If you want to make an excel spread sheet with the data (or handwritten records), and post it here, people might be helpful in providing more info. This is a very data driven illness and its hard to comment without data. I know you are new and are probably still figuring out how to keep records. But, the answers are there.


#13

Your pre-bolus should continue to help a lot. You may find that depending on a whole host of factors, you may want to look at the curve on the CGM rather than a fixed 15 minutes. Some circumstances require a wait of a little longer than 15 minutes to keep the numbers from rapid climb. You may want to test a few foods that you can later use as a control group for breakfast. Try some low to no carb foods like hard boiled egg, scrambled eggs, cheese, Chia seed pudding, etc. she may like. Then from there build breakfast with a few more carbs as long as you can do that and keep the blood sugar levels within your comfort zone.

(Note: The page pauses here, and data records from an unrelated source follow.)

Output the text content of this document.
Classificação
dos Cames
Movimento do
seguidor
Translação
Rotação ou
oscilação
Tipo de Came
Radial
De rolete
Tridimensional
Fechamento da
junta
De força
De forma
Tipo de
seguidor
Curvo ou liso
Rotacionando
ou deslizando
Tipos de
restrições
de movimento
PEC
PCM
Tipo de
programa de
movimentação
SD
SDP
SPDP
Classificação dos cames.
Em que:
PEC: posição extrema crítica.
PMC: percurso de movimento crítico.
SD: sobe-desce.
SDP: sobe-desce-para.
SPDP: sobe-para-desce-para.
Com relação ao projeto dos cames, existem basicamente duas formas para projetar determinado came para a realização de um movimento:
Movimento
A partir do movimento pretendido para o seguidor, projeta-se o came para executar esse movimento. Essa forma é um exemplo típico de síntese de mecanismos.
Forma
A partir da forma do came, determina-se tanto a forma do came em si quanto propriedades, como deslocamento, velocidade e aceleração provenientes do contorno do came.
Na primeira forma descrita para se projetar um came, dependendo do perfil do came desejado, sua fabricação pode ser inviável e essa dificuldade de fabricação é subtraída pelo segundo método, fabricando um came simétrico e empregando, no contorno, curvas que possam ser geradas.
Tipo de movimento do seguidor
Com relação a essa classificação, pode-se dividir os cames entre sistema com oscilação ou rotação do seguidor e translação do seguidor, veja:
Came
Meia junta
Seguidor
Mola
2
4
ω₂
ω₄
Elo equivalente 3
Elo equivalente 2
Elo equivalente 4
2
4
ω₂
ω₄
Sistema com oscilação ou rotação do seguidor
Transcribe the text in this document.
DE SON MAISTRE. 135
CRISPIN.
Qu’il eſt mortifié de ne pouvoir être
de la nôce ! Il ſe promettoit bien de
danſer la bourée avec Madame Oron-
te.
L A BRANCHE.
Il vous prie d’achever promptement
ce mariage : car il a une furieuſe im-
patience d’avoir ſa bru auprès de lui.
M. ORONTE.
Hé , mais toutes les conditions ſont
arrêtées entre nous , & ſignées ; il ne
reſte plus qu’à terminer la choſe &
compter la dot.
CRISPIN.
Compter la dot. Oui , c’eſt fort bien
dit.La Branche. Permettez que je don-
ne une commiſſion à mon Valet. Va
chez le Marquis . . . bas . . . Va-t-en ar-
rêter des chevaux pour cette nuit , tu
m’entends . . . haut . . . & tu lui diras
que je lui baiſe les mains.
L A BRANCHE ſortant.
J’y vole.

If the day starts pretty much in control, it is much easier to keep the rest of the day in control which is why working on a good breakfast solution is a great starting point.


#14

Because I am quite insulin sensitive, when my BG get very high, over about 200-250, I like to do corrections in small steps, instead of one giant leap to my goal of BG=100.
That also help me avoid serious problems with hypos.

I also use a Novopen Echo insulin pen that I can adjust doses in 1/2 unit increments. That also helps, at least for me.


#15

I am also quite insulin sensitive and years ago used the Novolog child insulin pen as it dosed in 1/2 units. That was still not quite good enough to stay in good control so went to digital pens about 10 years ago that dose in 0.1 units.


#16

Thank you thank you thank you guys…

all great points to help me understand this new life a bit better, I think I did ok today after each meal, we started the day a high but had a good afternoon…


#17

You did great!!! :smiley:


#18

Not bad at all! You did better than I did today. I hit 300 twice. :stuck_out_tongue:


#19

I just really have no idea what should be a good day for her, is it normal to experience spikes after eating or is the timing and amount of the dose supposed to offset the carb consumption pretty evenly?

Thankfully we are meeting with a new Dr. on Friday. LB


#20

Yes, spikes after eating are common. But, you will figure out, in time, how to deal with that using dose and timing. Give yourself some time to just learn how to carb count and keep records. Your off to a great start. You are asking good questions.

When I was a kid, it was easier/less complicated. The Doc would just say, “Take ___ units at dinner and eat ____ carbs.” That’s a little simpler, but may not be practical with one so young as yours. Talk to your Doc.